Nosotros sólo sabemos que no quiso regresar a Francia sin conservar en sus
archivos para futuras empresas la imagen de la más famosa de esas
construcciones: el Palacio de Cristal, creado casi medio siglo atrás por el
gran jardinero paisajista que fue James Paxton. Cuatro fotografías
circunscriben los tiempos y los grados de la visión.
En
una primera fotografía, las líneas del palacio, con la gran cúpula central, se
dibujan sobre el horizonte: difuminado en la niebla, inmenso, agazapado como un
dinosaurio que avanza, con su calma amenazadora, en medio de la naturaleza
circundante: la pobre naturaleza enferma de la periferia, destinada a morir.
Zola observa aquella gran sombra desde una pequeña calle fangosa, en la
que las alquerías desastradas están cercadas a duras penas por estacas medio
arrumbadas.
En
la segunda fotografía, el objetivo se aproxima. Ya no es la calle fangosa sino
dos rieles que se pierden en la naturaleza, como una profunda herida entre los
árboles negruzcos; el Palacio de Cristal, menos distante, canta en medio del
desorden circundante la infinita y exacta letanía de sus vértebras de hierro.

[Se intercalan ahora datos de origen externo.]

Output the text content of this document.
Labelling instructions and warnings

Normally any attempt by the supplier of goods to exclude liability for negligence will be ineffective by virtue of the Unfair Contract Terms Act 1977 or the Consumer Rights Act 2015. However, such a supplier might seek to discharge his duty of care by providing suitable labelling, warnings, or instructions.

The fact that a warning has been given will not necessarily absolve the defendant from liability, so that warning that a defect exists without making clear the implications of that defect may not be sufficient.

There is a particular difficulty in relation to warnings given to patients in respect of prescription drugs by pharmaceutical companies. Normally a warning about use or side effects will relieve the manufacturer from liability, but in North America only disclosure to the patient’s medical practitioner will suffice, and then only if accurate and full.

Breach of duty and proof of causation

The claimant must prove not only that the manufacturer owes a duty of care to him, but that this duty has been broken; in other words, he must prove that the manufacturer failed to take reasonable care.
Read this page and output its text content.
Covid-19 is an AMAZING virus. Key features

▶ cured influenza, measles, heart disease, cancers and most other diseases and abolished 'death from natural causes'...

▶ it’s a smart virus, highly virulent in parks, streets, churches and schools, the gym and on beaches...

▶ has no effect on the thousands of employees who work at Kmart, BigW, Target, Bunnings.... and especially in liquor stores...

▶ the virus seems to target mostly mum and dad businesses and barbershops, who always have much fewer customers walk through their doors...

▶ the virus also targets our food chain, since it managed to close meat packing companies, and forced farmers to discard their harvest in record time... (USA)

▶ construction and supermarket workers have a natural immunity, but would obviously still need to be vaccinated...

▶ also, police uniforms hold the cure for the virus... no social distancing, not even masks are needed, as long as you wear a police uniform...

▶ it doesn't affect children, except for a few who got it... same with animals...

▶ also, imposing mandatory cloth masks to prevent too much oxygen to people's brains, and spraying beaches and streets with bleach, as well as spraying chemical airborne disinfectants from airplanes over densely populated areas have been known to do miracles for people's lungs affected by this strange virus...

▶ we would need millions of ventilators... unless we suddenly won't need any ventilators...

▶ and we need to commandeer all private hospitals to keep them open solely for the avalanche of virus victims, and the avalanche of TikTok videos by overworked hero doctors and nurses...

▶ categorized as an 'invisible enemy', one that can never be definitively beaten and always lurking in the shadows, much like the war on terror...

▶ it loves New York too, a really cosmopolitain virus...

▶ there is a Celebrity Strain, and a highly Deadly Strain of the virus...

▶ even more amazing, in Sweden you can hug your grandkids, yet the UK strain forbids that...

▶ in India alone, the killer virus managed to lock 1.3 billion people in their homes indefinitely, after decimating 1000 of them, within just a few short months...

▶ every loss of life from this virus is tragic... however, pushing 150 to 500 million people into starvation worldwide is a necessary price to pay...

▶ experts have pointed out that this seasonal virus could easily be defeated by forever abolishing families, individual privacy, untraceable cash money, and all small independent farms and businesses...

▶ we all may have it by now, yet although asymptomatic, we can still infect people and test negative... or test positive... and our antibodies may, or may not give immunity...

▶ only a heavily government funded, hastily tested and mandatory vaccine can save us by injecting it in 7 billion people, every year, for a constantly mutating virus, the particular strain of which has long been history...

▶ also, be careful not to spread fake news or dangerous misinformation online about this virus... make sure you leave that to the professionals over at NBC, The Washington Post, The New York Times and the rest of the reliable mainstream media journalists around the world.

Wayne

Los traslúcidos espacios de cristal sólo se ven interrumpidos por
penachos de verde, y gracias a esas interrupciones el palacio se distiende en
la imaginación. Podría no acabar jamás. En la tercera fotografía Zola se encuentra
ya a dos pasos del enorme edificio. El dinosaurio sueña su sueño dominical,
entre pequeños hoteles, entre caballos de tiro somnolientos y hombres de levita
o de chaqueta blanca, entre algunos árboles desmedrados. Sólo la última
fotografía, a pocos metros de distancia, en un amplio espacio y en medio de
gran soledad, se asiste a la revelación, con cierto espanto, como ante la
fachada de una gran catedral; una catedral de cristal y hierro, con su
transepto, sus prolongadas naves, sus viguerías metálicas dispuestas a regular
distancia unas de otras y el entramado de los montantes: imponente expresión de
una estética del hierro, que clamaba a la eternidad y que en cambio, como es
sabido, se derrumbó y desapareció algunas décadas después como un espectro en
una hoguera dantesca.
Las
ruinas de París, Versal travesías S.A, Barcelona, 1990.